The Occupational Employment and Wage Statistics: wages and employment by occupation and geography (SOC codes). Powers the pay benchmarks, the “you may be underpaid by ~$X” signals, and the reward side of any role comparison.

Supporting validation

Public, with papers

Webb (2020) validates patent-task overlap (a defensibility cross-check), and macro reports (PwC, WEF, McKinsey) supply the priors and the evidence base for the mitigator — including PwC’s finding that AI-skilled workers command a +56% wage premium.

The score, step by step

For your occupation, your set of tasks, and your self-reported time on each, the engine runs a fixed sequence. Same inputs always produce the same number — that’s what “deterministic and auditable” means.

  1. 1

    Task-weighted exposure

    For each task: taskWeight × taskAutomatability, summed and normalized. Automatability comes from Eloundou as β = E1 + 0.5·E2; taskWeight is O*NET importance × your time-share on that task. Your day, not a generic title.

  2. 2

    Blend with the occupation prior

    0.7 × exposure + 0.3 × AIOE_prior. Anchoring 30% to the occupation-level prior keeps a single odd task from distorting the whole estimate.

  3. 3

    Apply environmental resistance

    × (1 − λ·R) where R is the physical / social / creative / judgment content of your role from O*NET (the classic “bottlenecks” AI struggles with), and λ ≈ 0.4. More human-bottleneck work → lower exposure.

  4. 4

    Scale to 0–100

    The result becomes your RawScore on a 0–100 exposure scale — always shown as a range with a confidence band (e.g. “62–74, Moderate–High”), driven by the Eloundou lower/upper bounds. Never “73.4%.”

  5. 5

    Apply your mitigator

    Score = RawScore × (1 − M). M is everything you’ve actually done to use AI — capped at 0.35. The score drops as you build skills. The cap is honest: you can meaningfully lower your exposure through action, but you can’t fully opt out of structural change.

Why the score goes down as you act

This is the heart of Career Sentinel: the number isn’t a verdict you’re stuck with — it’s a gauge that responds to real AI skill-building. The evidence is clear that AI-fluent workers grow faster and earn more (PwC’s +56% premium; augmentable roles expanding faster than automatable ones). So each genuine action lowers your exposure, each with a cited rationale shown in-app, capped at 0.35 total:

Learn a relevant AI tool for your role−0.10
Automate a high-exposure task yourself−0.08 ea · max −0.16
Shift ≥20% of your time to bottleneck work−0.10
Acquire an AI-complementary skill−0.07
Maximum total reduction−0.35

The twin scores

We never show one bare number. You always see two: a “do nothing” scenario (a drift toward Eloundou’s upper bound over ~24 months, explicitly labeled a scenario, not a forecast) and a “with your plan” number that falls as you build skills. The gap between them is the whole point — it’s a map of what AI fluency is worth to you.

The limits we hold ourselves to

  • Ranges, not false precision. Every score is a band with a confidence indicator, driven by the Eloundou lower/upper bounds. Never a single decimal.
  • Exposure, not prediction. We use the field’s language — exposure / automation potential — and never claim to forecast that you’ll lose your job.
  • Deterministic, not vibes.
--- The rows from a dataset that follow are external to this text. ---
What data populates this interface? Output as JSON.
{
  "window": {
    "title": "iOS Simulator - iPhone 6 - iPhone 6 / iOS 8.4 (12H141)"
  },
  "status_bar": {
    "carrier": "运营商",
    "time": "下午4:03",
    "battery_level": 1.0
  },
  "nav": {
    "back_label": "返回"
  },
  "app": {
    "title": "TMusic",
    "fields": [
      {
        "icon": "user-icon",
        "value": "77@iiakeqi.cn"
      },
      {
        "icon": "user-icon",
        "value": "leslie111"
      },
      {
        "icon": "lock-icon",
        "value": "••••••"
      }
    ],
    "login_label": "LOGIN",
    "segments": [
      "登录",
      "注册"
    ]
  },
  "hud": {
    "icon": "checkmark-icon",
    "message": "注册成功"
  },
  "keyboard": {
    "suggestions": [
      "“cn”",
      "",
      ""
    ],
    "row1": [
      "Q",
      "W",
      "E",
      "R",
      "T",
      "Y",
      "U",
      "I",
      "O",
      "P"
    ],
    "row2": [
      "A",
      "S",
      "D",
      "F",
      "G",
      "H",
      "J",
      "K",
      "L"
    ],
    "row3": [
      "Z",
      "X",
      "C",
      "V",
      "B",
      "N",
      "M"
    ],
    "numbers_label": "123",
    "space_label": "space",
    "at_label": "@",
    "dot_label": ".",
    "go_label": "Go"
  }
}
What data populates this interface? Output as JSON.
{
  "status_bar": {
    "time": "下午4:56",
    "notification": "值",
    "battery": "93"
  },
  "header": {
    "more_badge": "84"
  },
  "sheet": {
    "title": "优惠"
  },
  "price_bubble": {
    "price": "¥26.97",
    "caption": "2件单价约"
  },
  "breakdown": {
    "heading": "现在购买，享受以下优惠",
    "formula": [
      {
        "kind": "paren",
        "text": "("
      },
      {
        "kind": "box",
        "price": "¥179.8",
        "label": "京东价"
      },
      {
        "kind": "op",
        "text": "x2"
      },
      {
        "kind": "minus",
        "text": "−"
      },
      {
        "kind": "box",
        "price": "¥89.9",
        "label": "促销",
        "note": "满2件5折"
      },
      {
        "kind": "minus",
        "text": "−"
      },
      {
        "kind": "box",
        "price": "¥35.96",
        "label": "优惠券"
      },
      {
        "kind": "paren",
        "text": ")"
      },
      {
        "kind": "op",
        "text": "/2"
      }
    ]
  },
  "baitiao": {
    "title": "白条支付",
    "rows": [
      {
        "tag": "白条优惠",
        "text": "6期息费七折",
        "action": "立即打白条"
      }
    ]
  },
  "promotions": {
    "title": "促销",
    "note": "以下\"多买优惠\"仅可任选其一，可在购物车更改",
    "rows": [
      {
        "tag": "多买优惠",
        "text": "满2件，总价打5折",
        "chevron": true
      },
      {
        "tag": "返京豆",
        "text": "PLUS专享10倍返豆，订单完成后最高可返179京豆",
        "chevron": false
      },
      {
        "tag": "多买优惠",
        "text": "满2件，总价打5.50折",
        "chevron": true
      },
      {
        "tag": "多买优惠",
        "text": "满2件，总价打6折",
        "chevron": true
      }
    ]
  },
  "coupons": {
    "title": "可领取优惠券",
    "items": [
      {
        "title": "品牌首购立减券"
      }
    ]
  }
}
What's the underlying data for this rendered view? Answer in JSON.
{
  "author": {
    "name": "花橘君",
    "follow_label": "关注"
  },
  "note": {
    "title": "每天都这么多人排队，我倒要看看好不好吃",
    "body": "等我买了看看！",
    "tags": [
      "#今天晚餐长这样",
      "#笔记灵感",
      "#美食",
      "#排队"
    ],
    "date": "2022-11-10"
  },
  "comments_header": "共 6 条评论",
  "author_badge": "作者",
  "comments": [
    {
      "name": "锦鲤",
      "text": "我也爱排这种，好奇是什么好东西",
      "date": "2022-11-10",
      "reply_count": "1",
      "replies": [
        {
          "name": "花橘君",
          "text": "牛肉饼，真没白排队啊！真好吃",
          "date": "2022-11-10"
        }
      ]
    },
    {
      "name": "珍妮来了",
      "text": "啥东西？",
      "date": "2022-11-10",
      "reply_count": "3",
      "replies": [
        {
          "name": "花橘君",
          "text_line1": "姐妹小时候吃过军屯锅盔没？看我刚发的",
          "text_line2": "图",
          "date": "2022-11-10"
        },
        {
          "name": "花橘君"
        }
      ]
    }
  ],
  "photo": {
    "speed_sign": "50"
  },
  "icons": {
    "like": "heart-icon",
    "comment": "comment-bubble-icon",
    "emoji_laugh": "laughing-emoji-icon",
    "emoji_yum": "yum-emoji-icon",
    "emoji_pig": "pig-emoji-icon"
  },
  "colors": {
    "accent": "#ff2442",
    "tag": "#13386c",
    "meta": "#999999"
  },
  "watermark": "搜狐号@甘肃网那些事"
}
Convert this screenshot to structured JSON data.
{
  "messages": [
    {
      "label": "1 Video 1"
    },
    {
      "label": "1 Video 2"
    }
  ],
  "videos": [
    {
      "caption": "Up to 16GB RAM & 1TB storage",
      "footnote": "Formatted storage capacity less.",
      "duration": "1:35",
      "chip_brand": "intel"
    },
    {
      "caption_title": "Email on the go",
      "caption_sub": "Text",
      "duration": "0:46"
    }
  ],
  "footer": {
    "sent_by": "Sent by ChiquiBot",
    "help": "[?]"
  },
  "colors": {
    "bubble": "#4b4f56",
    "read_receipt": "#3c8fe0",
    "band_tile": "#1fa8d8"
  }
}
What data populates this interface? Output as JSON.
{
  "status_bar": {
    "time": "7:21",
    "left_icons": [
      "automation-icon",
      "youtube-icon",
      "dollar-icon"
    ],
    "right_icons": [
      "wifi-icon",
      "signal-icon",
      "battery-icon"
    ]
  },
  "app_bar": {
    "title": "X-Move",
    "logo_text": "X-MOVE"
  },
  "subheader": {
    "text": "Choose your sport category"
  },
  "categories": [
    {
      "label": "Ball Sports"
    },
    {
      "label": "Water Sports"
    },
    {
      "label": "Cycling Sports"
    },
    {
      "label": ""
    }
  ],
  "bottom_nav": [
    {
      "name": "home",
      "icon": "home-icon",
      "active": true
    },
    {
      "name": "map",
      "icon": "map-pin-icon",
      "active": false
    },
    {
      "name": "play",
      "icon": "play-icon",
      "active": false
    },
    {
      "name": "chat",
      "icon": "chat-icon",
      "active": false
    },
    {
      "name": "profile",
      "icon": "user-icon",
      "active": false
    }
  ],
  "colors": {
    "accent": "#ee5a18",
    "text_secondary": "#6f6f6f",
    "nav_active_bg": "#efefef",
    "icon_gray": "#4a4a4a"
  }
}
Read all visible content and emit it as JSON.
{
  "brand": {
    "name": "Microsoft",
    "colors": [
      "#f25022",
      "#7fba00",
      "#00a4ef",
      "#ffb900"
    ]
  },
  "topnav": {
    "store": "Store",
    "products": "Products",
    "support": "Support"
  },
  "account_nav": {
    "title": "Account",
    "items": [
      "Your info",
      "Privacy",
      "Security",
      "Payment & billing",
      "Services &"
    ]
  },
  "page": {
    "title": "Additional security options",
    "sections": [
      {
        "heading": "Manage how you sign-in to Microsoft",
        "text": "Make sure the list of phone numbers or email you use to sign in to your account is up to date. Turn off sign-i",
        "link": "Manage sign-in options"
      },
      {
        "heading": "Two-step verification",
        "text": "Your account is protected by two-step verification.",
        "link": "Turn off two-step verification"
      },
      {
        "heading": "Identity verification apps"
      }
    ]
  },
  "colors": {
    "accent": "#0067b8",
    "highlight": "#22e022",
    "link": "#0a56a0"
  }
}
The score is computed by the fixed formula above. The LLM is used only to match your free-text job title to an O*NET occupation and to power the coach — never to invent the number.
  • We address the instability research head-on. LLM-derived exposure scores can be noisy (see NBER w35110). Blending multiple peer-reviewed sources and reporting ranges is our stated mitigation.
  • Open by default. Every source above is public and linked. If you think we’ve got the math wrong, you can check it.

Disclaimer. AI exposure is not a forecast of certain displacement. Scores reflect technical capability and current research — not your employer’s decisions — and update as the underlying data updates. Career Sentinel provides general information and is not career, financial, or employment advice.